Sì, dispiacere. Questo è il sentimento palpabile nella Roma giallorossa. Un sentimento nobile, discreto, che non si strappa i capelli, ma si lecca la sua piccola e in fondo abnorme ferita per quello che è, dopo tutto, un alieno di passaggio. Strano cinismo quello dei romani (che sia solo una friabile maschera?). Perché Enrique si è fatto amare e perché Enrique ha incarnato davvero una smisurata illusione. Perché questa illusione l’abbiamo toccata davvero, carne, palla, gioco, luce, per non più di trecento minuti sparsi, tra Napoli, Bologna, all’Olimpico con l’Inter e sprazzi qua e là. Poi è sparita. E ancora ci chiediamo perché. Detto questo, evitiamo di farci fessi, la stagione della Roma è stata un fallimento totale. E, se “fallimento” è una parola odiosa e iniqua, chiamatela come volete. Lo spagnolo non ha espresso un concetto molto dissimile nel congedarsi, certo più virile dei suoi tanti ammiratori che proprio non ce la fanno ad ammettere che la vita a volte non si allinea ai nostri desideri.

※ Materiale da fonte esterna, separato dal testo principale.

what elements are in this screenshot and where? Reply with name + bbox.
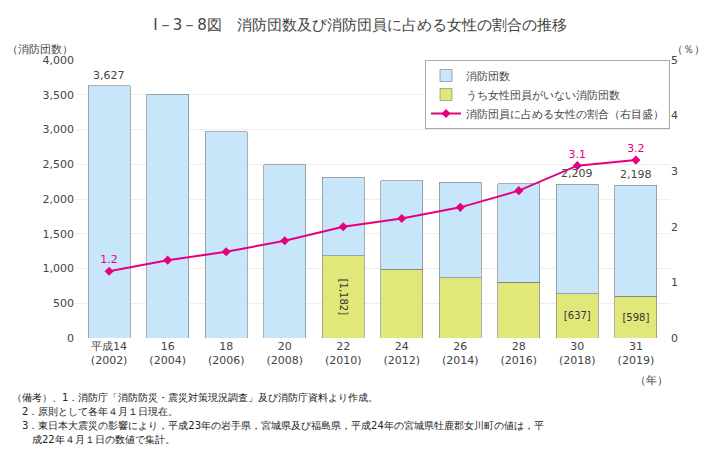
- svg-text:消防団員に占める女性の割合（右目盛）: 消防団員に占める女性の割合（右目盛）: [466, 108, 664, 121]
- svg-text:26(2014): 26(2014): [442, 340, 479, 367]
- svg-text:[1,182]: [1,182]: [338, 279, 349, 316]
- svg-text:3,500: 3,500: [43, 89, 75, 102]
- svg-text:（％）: （％）: [672, 43, 705, 56]
- svg-text:（備考）、1．消防庁「消防防災・震災対策現況調査」及び消防庁: （備考）、1．消防庁「消防防災・震災対策現況調査」及び消防庁資料より作成。: [12, 392, 378, 403]
- svg-text:0: 0: [671, 332, 678, 345]
- svg-text:2,209: 2,209: [561, 167, 593, 180]
- svg-text:3,000: 3,000: [43, 123, 75, 136]
- svg-text:3.2: 3.2: [627, 142, 645, 155]
- svg-text:3,627: 3,627: [93, 69, 125, 82]
- svg-text:3: 3: [671, 165, 678, 178]
- svg-text:[637]: [637]: [564, 310, 591, 321]
- svg-text:2．原則として各年４月１日現在。: 2．原則として各年４月１日現在。: [12, 406, 178, 417]
- svg-text:平成14(2002): 平成14(2002): [91, 340, 128, 367]
- svg-text:500: 500: [53, 297, 74, 310]
- svg-text:消防団数: 消防団数: [466, 70, 510, 83]
- svg-text:1,500: 1,500: [43, 228, 75, 241]
- svg-text:3．東日本大震災の影響により，平成23年の岩手県，宮城県及び: 3．東日本大震災の影響により，平成23年の岩手県，宮城県及び福島県，平成24年の…: [12, 420, 544, 431]
- svg-text:20(2008): 20(2008): [266, 340, 303, 367]
- svg-text:5: 5: [671, 54, 678, 67]
- svg-text:（消防団数）: （消防団数）: [7, 43, 73, 56]
- svg-text:1: 1: [671, 276, 678, 289]
- svg-text:31(2019): 31(2019): [618, 340, 655, 367]
- svg-text:16(2004): 16(2004): [149, 340, 186, 367]
- svg-text:2,500: 2,500: [43, 158, 75, 171]
- svg-text:18(2006): 18(2006): [208, 340, 245, 367]
- svg-text:2,000: 2,000: [43, 193, 75, 206]
- svg-text:3.1: 3.1: [569, 148, 587, 161]
- svg-text:1.2: 1.2: [100, 253, 118, 266]
- svg-text:（年）: （年）: [635, 374, 668, 387]
- svg-text:うち女性団員がいない消防団数: うち女性団員がいない消防団数: [466, 89, 620, 102]
- svg-text:I－3－8図 消防団数及び消防団員に占める女性の割合の推移: I－3－8図 消防団数及び消防団員に占める女性の割合の推移: [153, 16, 567, 34]
- svg-text:24(2012): 24(2012): [383, 340, 420, 367]
- svg-text:30(2018): 30(2018): [559, 340, 596, 367]
- svg-text:0: 0: [67, 332, 74, 345]
- svg-text:4,000: 4,000: [43, 54, 75, 67]
- svg-text:22(2010): 22(2010): [325, 340, 362, 367]
- svg-text:28(2016): 28(2016): [501, 340, 538, 367]
- svg-text:2: 2: [671, 221, 678, 234]
- svg-text:2,198: 2,198: [620, 168, 652, 181]
- svg-text:成22年４月１日の数値で集計。: 成22年４月１日の数値で集計。: [32, 434, 175, 445]
- svg-text:1,000: 1,000: [43, 262, 75, 275]
- svg-text:[598]: [598]: [622, 312, 649, 323]
- svg-text:4: 4: [671, 109, 678, 122]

(…) Anime infinitamente meno luminose di Lucho hanno trovato quella chiave (vogliamo citarne più di una? Hanno solide panche tra Torino e Madrid). Bravi loro. Si smette di essere adolescenti quando riesci a dare corpo ai tuoi sogni. Luis Enrique è ancora un magnifico adolescente del calcio. Buona fortuna.

BENTORNATO A CASA – Davvero. Mi lasciò subito supefatto Montella, questo napoletano secchione e malinconico, per la personalità con cui trasferì se stesso dal calcio foruncoluto dei mocciosi che arrivano a Trigoria con la mamma al seguito e i divi supercarrozzati che guardano il mondo dalle loro cime. Lo congedano per via della “discontinuità”, bella parola che aspetta ancora di avere un abito addosso, incassa la delusione, non un lamento, se ne va zitto a Catania, piazza complicata, e in un baleno conquista tutti, picciotti scettici inclusi. Tutti hanno ammirato il suo calcio molto prossimo a quello spallettiano, rapido, chirurgico, triangolato. Ma io mi fido di Montella per come è venuto a capo di due sofferte vicende extracalcistiche. Ricordate il mai decifrato dolore alla schiena? Quando psicosomatizzò una vicenda privata molto dolorosa, segno di una sensibilità estrema e non compresa dai più. Ancora di più forse lo ammiro per come, a partire da una balbuzie oggi quasi impercettibile, è diventato uno dei comunicatori più sagaci del circo, senza scimmiottare nessuno, confessando carattere, intelligenza e ironia.

MISTERO BOEMO – Preso atto che a Roma non tornerà e continuerà a sfogare il suo splendido calcio a Pescara o altrove, resta il mistero Zeman. Vittima di un’omissione collettiva, che è quasi un tabù. I tifosi lo amano, ma i dirigenti del calcio fanno quasi fatica a nominarlo. Si sono fatti i nomi più improbabili per la panchina della Roma, mai quello di Zeman. Moggi e Baldini sono nemici dichiarati, simboli di due “visioni” antitetiche del calcio, eppure uniti, loro e tanti altri, nella stessa idiosincrasia, il nome di Zeman.